What is pseudocholinesterase deficiency

Pseudocholinesterase deficiency is a condition that results in increased sensitivity to certain muscle relaxant drugs used during general anesthesia, called choline esters, such as those found in succinylcholine, mivacurium, procaine, chloroprocaine, tetracaine, cocaine and heroine ¹⁾. These fast-acting drugs, such as succinylcholine and mivacurium, are given to relax the muscles used for movement (skeletal muscles), including the muscles involved in breathing ²⁾. The drugs are often employed for brief surgical procedures or in emergencies when a breathing tube must be inserted quickly. Normally, these drugs are broken down (metabolized) by the body within a few minutes of being administered, at which time the muscles can move again. However, people with pseudocholinesterase deficiency may not be able to move or breathe on their own for a few hours after the drugs are administered. Affected individuals must be supported with a machine to help them breathe (mechanical ventilation) until the drugs are cleared from the body.

People with pseudocholinesterase (also known as butyrylcholinesterase) deficiency may also have increased sensitivity to certain other drugs, including the local anesthetic procaine, and to specific agricultural pesticides. Pseudocholinesterase also helps protect the body by breaking down certain toxic substances before they reach the nerves. These substances include certain pesticides, poisons that attack the nerves, and specific natural toxins including a compound called solanine found in green potato skin. It is likely that the enzyme has other functions in the body, but these functions are not well understood. Studies suggest that the enzyme may be involved in the transmission of nerve signals.

Pseudocholinesterase deficiency causes no other signs or symptoms and is usually not discovered until an abnormal drug reaction occurs.

Pseudocholinesterase deficiency occurs in 1 in 3,200 to 1 in 5,000 people. It is more common in certain populations, such as the Persian Jewish community and Alaska Natives. Pseudocholinesterase deficiency can be inherited (genetic) or acquired.

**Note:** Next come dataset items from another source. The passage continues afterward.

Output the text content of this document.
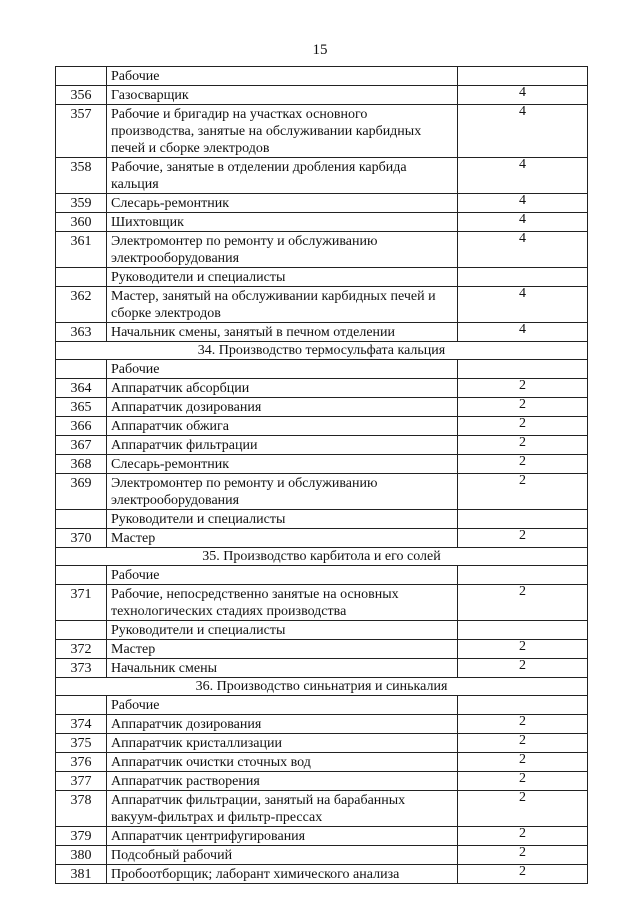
15
	Рабочие	
356	Газосварщик	4
357	Рабочие и бригадир на участках основного производства, занятые на обслуживании карбидных печей и сборке электродов	4
358	Рабочие, занятые в отделении дробления карбида кальция	4
359	Слесарь-ремонтник	4
360	Шихтовщик	4
361	Электромонтер по ремонту и обслуживанию электрооборудования	4
	Руководители и специалисты	
362	Мастер, занятый на обслуживании карбидных печей и сборке электродов	4
363	Начальник смены, занятый в печном отделении	4
34. Производство термосульфата кальция		
	Рабочие	
364	Аппаратчик абсорбции	2
365	Аппаратчик дозирования	2
366	Аппаратчик обжига	2
367	Аппаратчик фильтрации	2
368	Слесарь-ремонтник	2
369	Электромонтер по ремонту и обслуживанию электрооборудования	2
	Руководители и специалисты	
370	Мастер	2
35. Производство карбитола и его солей		
	Рабочие	
371	Рабочие, непосредственно занятые на основных технологических стадиях производства	2
	Руководители и специалисты	
372	Мастер	2
373	Начальник смены	2
36. Производство синьнатрия и синькалия		
	Рабочие	
374	Аппаратчик дозирования	2
375	Аппаратчик кристаллизации	2
376	Аппаратчик очистки сточных вод	2
377	Аппаратчик растворения	2
378	Аппаратчик фильтрации, занятый на барабанных вакуум-фильтрах и фильтр-прессах	2
379	Аппаратчик центрифугирования	2
380	Подсобный рабочий	2
381	Пробоотборщик; лаборант химического анализа	2
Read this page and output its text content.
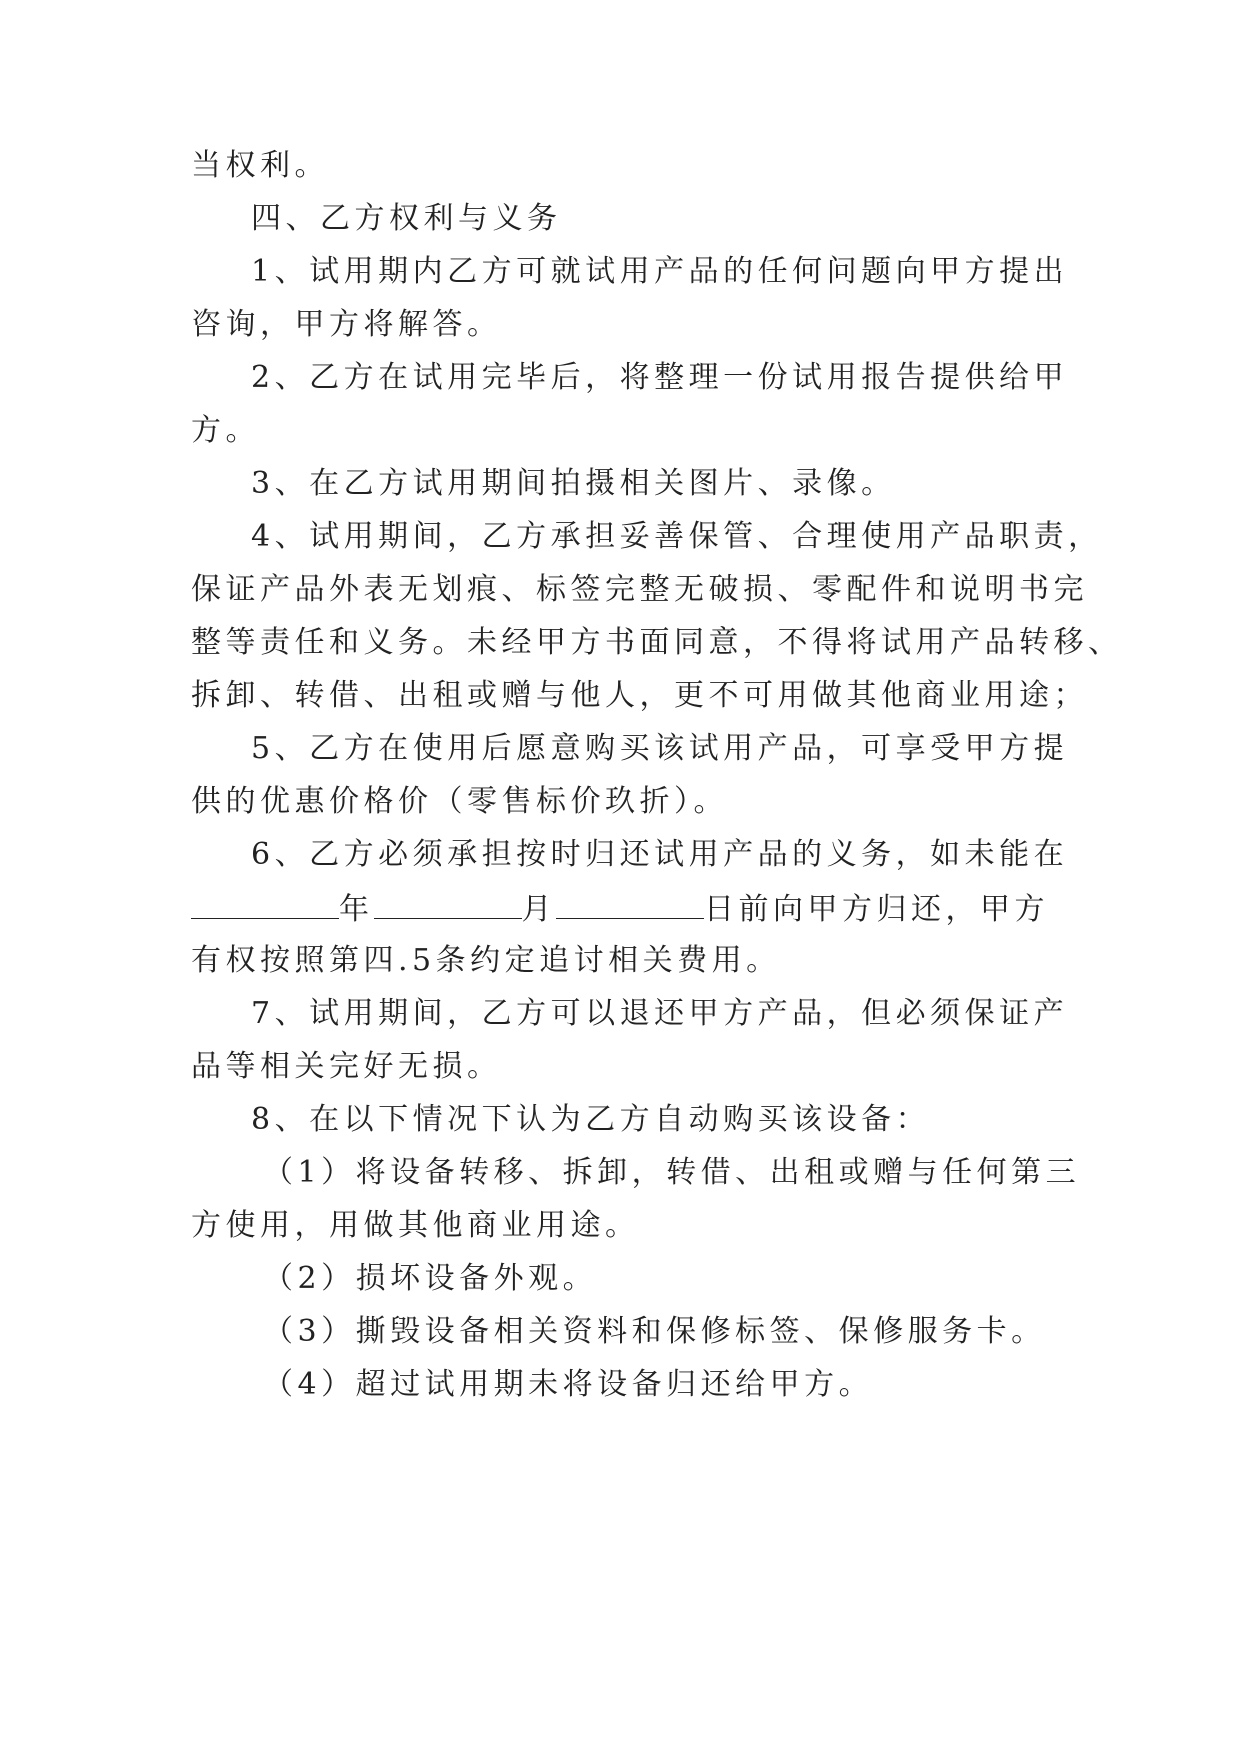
当权利。
四、乙方权利与义务
1、试用期内乙方可就试用产品的任何问题向甲方提出
咨询，甲方将解答。
2、乙方在试用完毕后，将整理一份试用报告提供给甲
方。
3、在乙方试用期间拍摄相关图片、录像。
4、试用期间，乙方承担妥善保管、合理使用产品职责，
保证产品外表无划痕、标签完整无破损、零配件和说明书完
整等责任和义务。未经甲方书面同意，不得将试用产品转移、
拆卸、转借、出租或赠与他人，更不可用做其他商业用途；
5、乙方在使用后愿意购买该试用产品，可享受甲方提
供的优惠价格价（零售标价玖折）。
6、乙方必须承担按时归还试用产品的义务，如未能在
年	月	日前向甲方归还，甲方
有权按照第四.5条约定追讨相关费用。
7、试用期间，乙方可以退还甲方产品，但必须保证产
品等相关完好无损。
8、在以下情况下认为乙方自动购买该设备：
（1）将设备转移、拆卸，转借、出租或赠与任何第三
方使用，用做其他商业用途。
（2）损坏设备外观。
（3）撕毁设备相关资料和保修标签、保修服务卡。
（4）超过试用期未将设备归还给甲方。
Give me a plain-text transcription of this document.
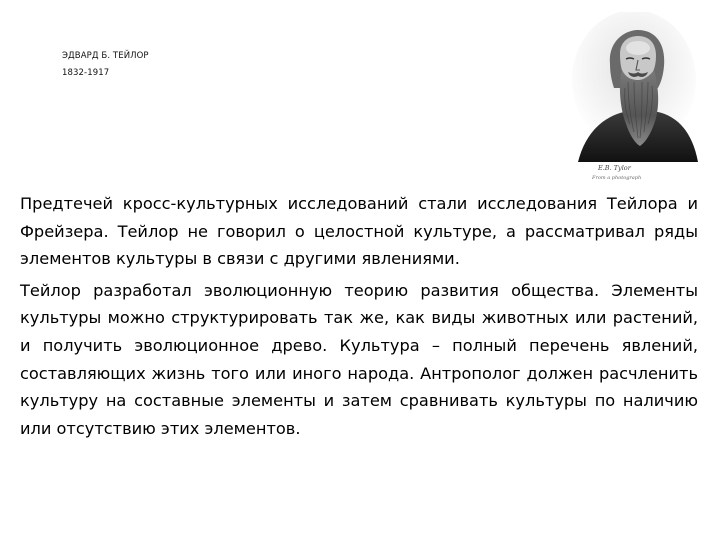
ЭДВАРД Б. ТЕЙЛОР
1832-1917
E.B. Tylor
From a photograph

Предтечей кросс-культурных исследований стали исследования Тейлора и Фрейзера. Тейлор не говорил о целостной культуре, а рассматривал ряды элементов культуры в связи с другими явлениями.

Тейлор разработал эволюционную теорию развития общества. Элементы культуры можно структурировать так же, как виды животных или растений, и получить эволюционное древо. Культура – полный перечень явлений, составляющих жизнь того или иного народа. Антрополог должен расчленить культуру на составные элементы и затем сравнивать культуры по наличию или отсутствию этих элементов.
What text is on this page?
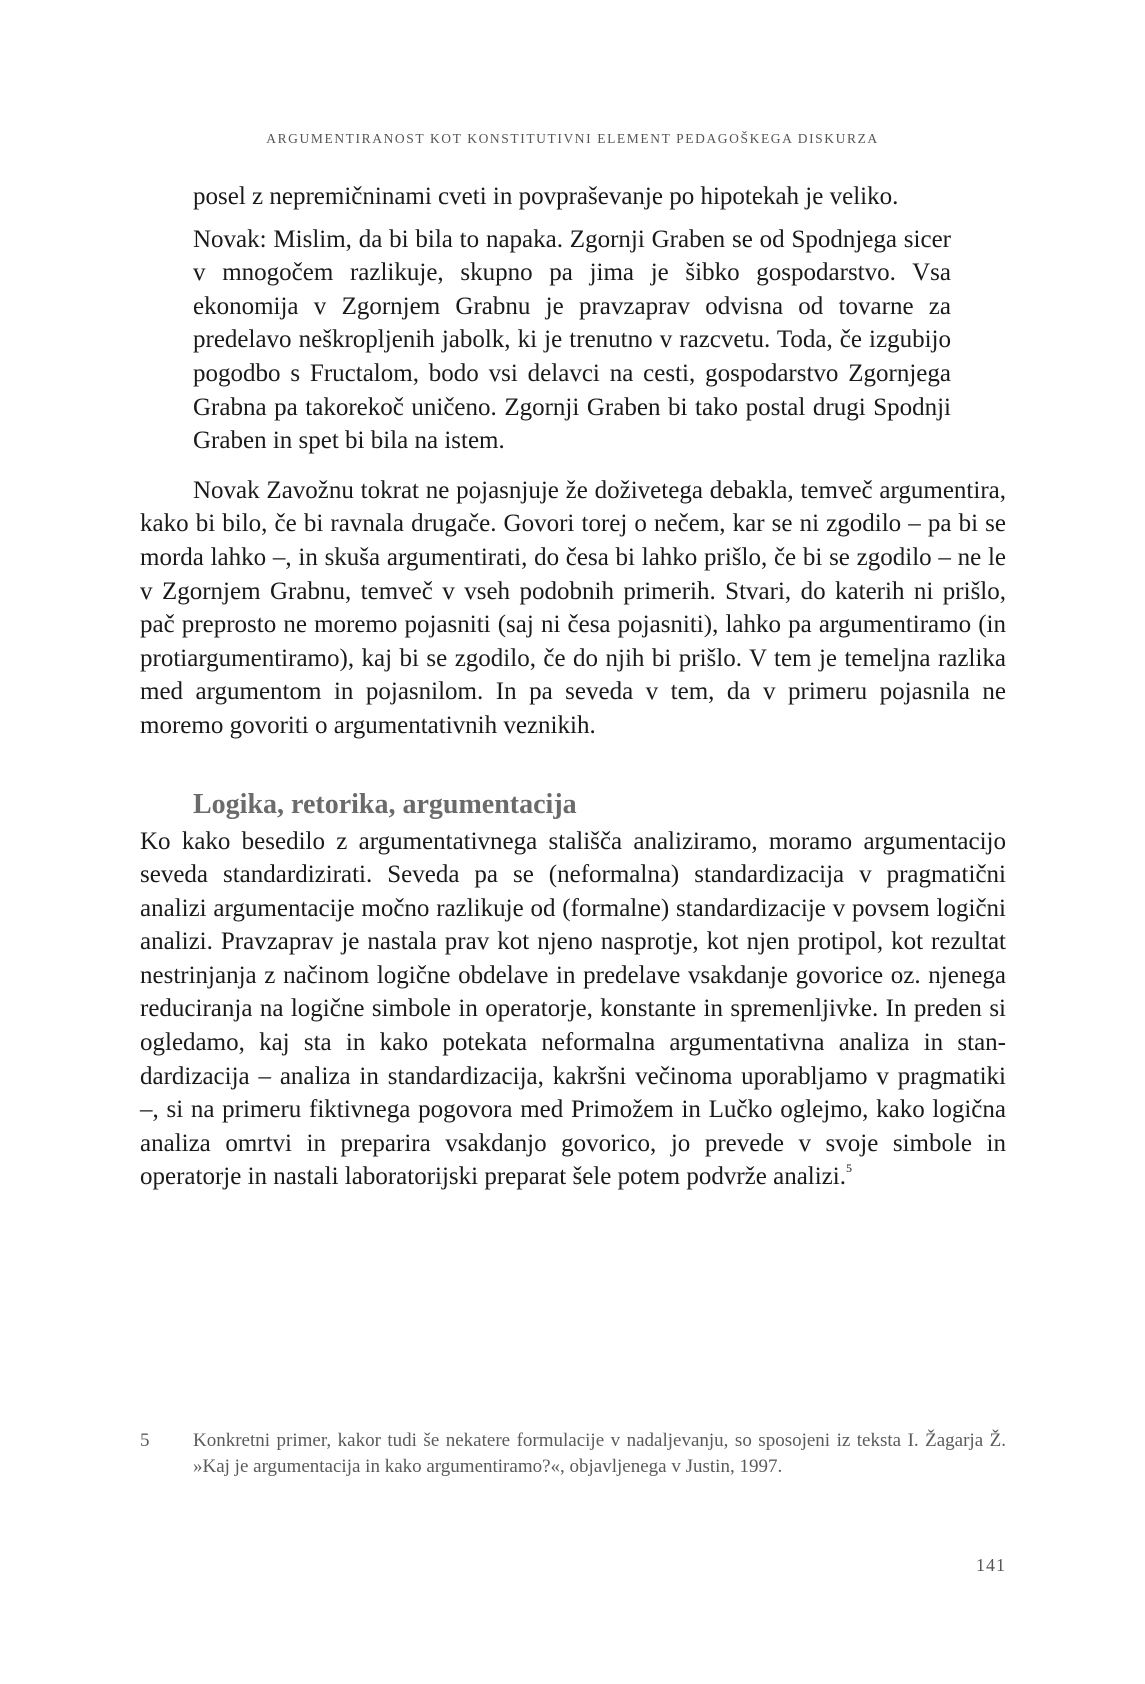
ARGUMENTIRANOST KOT KONSTITUTIVNI ELEMENT PEDAGOŠKEGA DISKURZA

posel z nepremičninami cveti in povpraševanje po hipotekah je veliko.

Novak: Mislim, da bi bila to napaka. Zgornji Graben se od Spodnjega sicer v mnogočem razlikuje, skupno pa jima je šibko gospodarstvo. Vsa ekonomija v Zgornjem Grabnu je pravzaprav odvisna od tovarne za predelavo neškropljenih jabolk, ki je trenutno v razcvetu. Toda, če izgubijo pogodbo s Fructalom, bodo vsi delavci na cesti, gospodarstvo Zgornjega Grabna pa takorekoč uničeno. Zgornji Graben bi tako postal drugi Spodnji Graben in spet bi bila na istem.

Novak Zavožnu tokrat ne pojasnjuje že doživetega debakla, temveč argumentira, kako bi bilo, če bi ravnala drugače. Govori torej o nečem, kar se ni zgodilo – pa bi se morda lahko –, in skuša argumentirati, do česa bi lahko prišlo, če bi se zgodilo – ne le v Zgornjem Grabnu, temveč v vseh podobnih primerih. Stvari, do katerih ni prišlo, pač preprosto ne moremo pojasniti (saj ni česa pojasniti), lahko pa argumentiramo (in protiargumentiramo), kaj bi se zgodilo, če do njih bi prišlo. V tem je temeljna razlika med argumentom in pojasnilom. In pa seveda v tem, da v primeru pojasnila ne moremo govoriti o argumentativnih veznikih.

Logika, retorika, argumentacija

Ko kako besedilo z argumentativnega stališča analiziramo, moramo argumentacijo seveda standardizirati. Seveda pa se (neformalna) standardizacija v pragmatični analizi argumentacije močno razlikuje od (formalne) standardizacije v povsem logični analizi. Pravzaprav je nastala prav kot njeno nasprotje, kot njen protipol, kot rezultat nestrinjanja z načinom logične obdelave in predelave vsakdanje govorice oz. njenega reduciranja na logične simbole in operatorje, konstante in spremenljivke. In preden si ogledamo, kaj sta in kako potekata neformalna argumentativna analiza in standardizacija – analiza in standardizacija, kakršni večinoma uporabljamo v pragmatiki –, si na primeru fiktivnega pogovora med Primožem in Lučko oglejmo, kako logična analiza omrtvi in preparira vsakdanjo govorico, jo prevede v svoje simbole in operatorje in nastali laboratorijski preparat šele potem podvrže analizi.$^5$

5	Konkretni primer, kakor tudi še nekatere formulacije v nadaljevanju, so sposojeni iz teksta I. Žagarja Ž. »Kaj je argumentacija in kako argumentiramo?«, objavljenega v Justin, 1997.
141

When it is inherited, it is autosomal recessive and caused by mutations in the BCHE gene. Acquired pseudocholinesterase deficiency may have various causes such as chronic infection, kidney or liver disease, malnutrition, major burns, cancer, or various medications ³⁾.

Pseudocholinesterase is a tetrameric glycoprotein enzyme with a complex molecular structure ⁴⁾. Pseudocholinesterase is synthesized in the liver and immediately released into the plasma ⁵⁾. The plasma half-life has been estimated to be approximately 12 days ⁶⁾. Deficiency or reduced activity of pseudocholinesterase enzyme results in significant prolongation of mivacurium or succinylcholine induced neuromuscular blockade ⁷⁾. In addition, pseudocholinesterase activity may be reduced by a number of disease states or by concomitant drug administration.

Mivacurium, which is a nondepolarizing neuromuscular blocking drug administered in doses of 0.1 to 0.2 mg/kg, also produces rapid onset of neuromuscular blockade lasting 15 to 30 minutes ⁸⁾. The rapid ester hydrolysis of mivacurium by pseudocholinesterase results in the short duration of action of this drug, which is ideal for providing muscle relaxation for brief surgical procedures ⁹⁾. But, the duration of mivacurium in adults is inversely related to serum pseudocholinesterase activity ¹⁰⁾.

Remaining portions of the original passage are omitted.